Tobias, o menestrel* do samba de Itabira do Mato Dentro
– Texto publicado originalmente neste site Vila de Utopia em 01/7/2017)
Carlos Cruz*
(Segunda e última parte da reportagem com Tobias. Leia a primeira parte aqui)
Foi em meados da década de 1950 que José “Tobias” Caetano Belisário conheceu aquele que virou o seu grande mecenas, o compadre e ex-prefeito Daniel de Grisolia. Convidado pelo amigo de alcunha Bené de Noite, os dois seguiram para um show de calouros que o ex-prefeito promovia em um barracão no bairro Pará, perto de onde hoje é a praça Doutor Nelson Lima Guimarães (leia a primeira parte da reportagem aqui).
Durante o show, Daniel distribuía presentes que ele ganhava “dos riquinhos da cidade para distribuir aos pobres”. Era início da primeira campanha eleitoral que o consagrou como o político mais popular de Itabira, elegendo-se prefeito por duas vezes (1959 a 1963 e de 1967 a 1970).
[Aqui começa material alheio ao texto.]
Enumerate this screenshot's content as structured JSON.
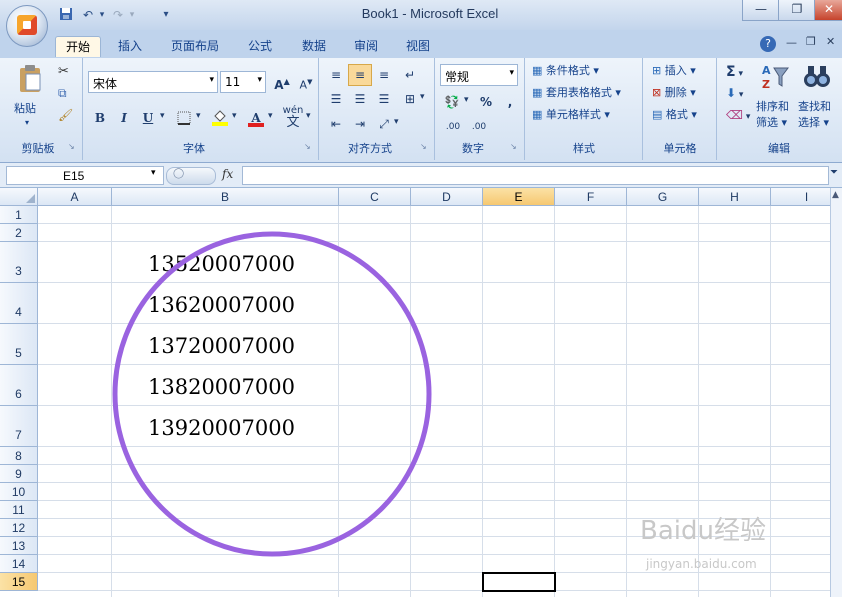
{
  "window": {
    "title": "Book1 - Microsoft Excel"
  },
  "quick_access": {
    "save_icon": "save-icon",
    "undo_icon": "undo-icon",
    "redo_icon": "redo-icon"
  },
  "ribbon_tabs": [
    "开始",
    "插入",
    "页面布局",
    "公式",
    "数据",
    "审阅",
    "视图"
  ],
  "clipboard": {
    "paste_label": "粘贴",
    "group_label": "剪贴板"
  },
  "font": {
    "name": "宋体",
    "size": "11",
    "group_label": "字体",
    "bold": "B",
    "italic": "I",
    "underline": "U",
    "color_letter": "A",
    "phonetic": "wén",
    "phonetic_char": "文",
    "grow": "A",
    "shrink": "A"
  },
  "alignment": {
    "group_label": "对齐方式"
  },
  "number": {
    "format": "常规",
    "group_label": "数字",
    "percent": "%",
    "comma": ",",
    "inc_decimal": ".00",
    "dec_decimal": ".00"
  },
  "styles": {
    "conditional": "条件格式",
    "table": "套用表格格式",
    "cell_styles": "单元格样式",
    "group_label": "样式"
  },
  "cells": {
    "insert": "插入",
    "delete": "删除",
    "format": "格式",
    "group_label": "单元格"
  },
  "editing": {
    "sort_l1": "排序和",
    "sort_l2": "筛选",
    "find_l1": "查找和",
    "find_l2": "选择",
    "group_label": "编辑",
    "sum": "Σ"
  },
  "formula_bar": {
    "name_box": "E15",
    "fx": "fx",
    "content": ""
  },
  "columns": [
    "A",
    "B",
    "C",
    "D",
    "E",
    "F",
    "G",
    "H",
    "I"
  ],
  "rows": [
    "1",
    "2",
    "3",
    "4",
    "5",
    "6",
    "7",
    "8",
    "9",
    "10",
    "11",
    "12",
    "13",
    "14",
    "15"
  ],
  "cells_data": [
    "13520007000",
    "13620007000",
    "13720007000",
    "13820007000",
    "13920007000"
  ],
  "annotation_color": "#9a63e0",
  "watermark": {
    "brand": "Baidu经验",
    "url": "jingyan.baidu.com"
  }
}
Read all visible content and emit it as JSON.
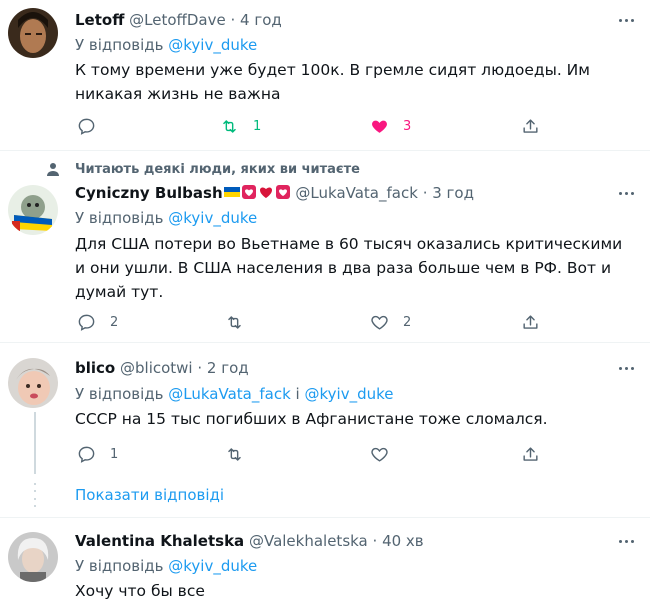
{
  "tweets": [
    {
      "name": "Letoff",
      "handle": "@LetoffDave",
      "time": "· 4 год",
      "reply_prefix": "У відповідь",
      "reply_to": "@kyiv_duke",
      "text": "К тому времени уже будет 100к. В гремле сидят людоеды. Им никакая жизнь не важна",
      "replies": "",
      "retweets": "1",
      "likes": "3",
      "liked": true
    },
    {
      "social_context": "Читають деякі люди, яких ви читаєте",
      "name": "Cyniczny Bulbash",
      "handle": "@LukaVata_fack",
      "time": "· 3 год",
      "reply_prefix": "У відповідь",
      "reply_to": "@kyiv_duke",
      "text": "Для США потери во Вьетнаме в 60 тысяч оказались критическими и они ушли. В США населения в два раза больше чем в РФ. Вот и думай тут.",
      "replies": "2",
      "retweets": "",
      "likes": "2"
    },
    {
      "name": "blico",
      "handle": "@blicotwi",
      "time": "· 2 год",
      "reply_prefix": "У відповідь",
      "reply_to": "@LukaVata_fack",
      "reply_and": "і",
      "reply_to_2": "@kyiv_duke",
      "text": "СССР на 15 тыс погибших в Афганистане тоже сломался.",
      "replies": "1",
      "retweets": "",
      "likes": ""
    },
    {
      "name": "Valentina Khaletska",
      "handle": "@Valekhaletska",
      "time": "· 40 хв",
      "reply_prefix": "У відповідь",
      "reply_to": "@kyiv_duke",
      "text": "Хочу что бы все"
    }
  ],
  "show_replies": "Показати відповіді",
  "colors": {
    "accent": "#1d9bf0",
    "like": "#f91880",
    "retweet": "#00ba7c",
    "muted": "#536471"
  },
  "icons": [
    "reply-icon",
    "retweet-icon",
    "like-icon",
    "share-icon",
    "more-icon",
    "person-icon"
  ]
}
“Cheguei lá todo mulambento e acabei ganhando uma calça e uma camisa. Daniel falou assim: ‘este presente vai para o homem mais feio que está aqui’. Era eu”, recorda Zé Belisário, dizendo ter ficado feliz mesmo tendo sido chamado de feio, por ter ganho o primeiro par de roupa nova em sua vida.
Depois disso, o menino cresceu e a convite de um primo chamado Mateus, foi trabalhar em Nova Lima, na mina de Morro Velho. “Fiquei por lá três anos trabalhando. Vi muita gente sair no saco (morta). Tinha um gás que causava explosão, além das doenças que provocava no pulmão. Era muito triste”, recorda.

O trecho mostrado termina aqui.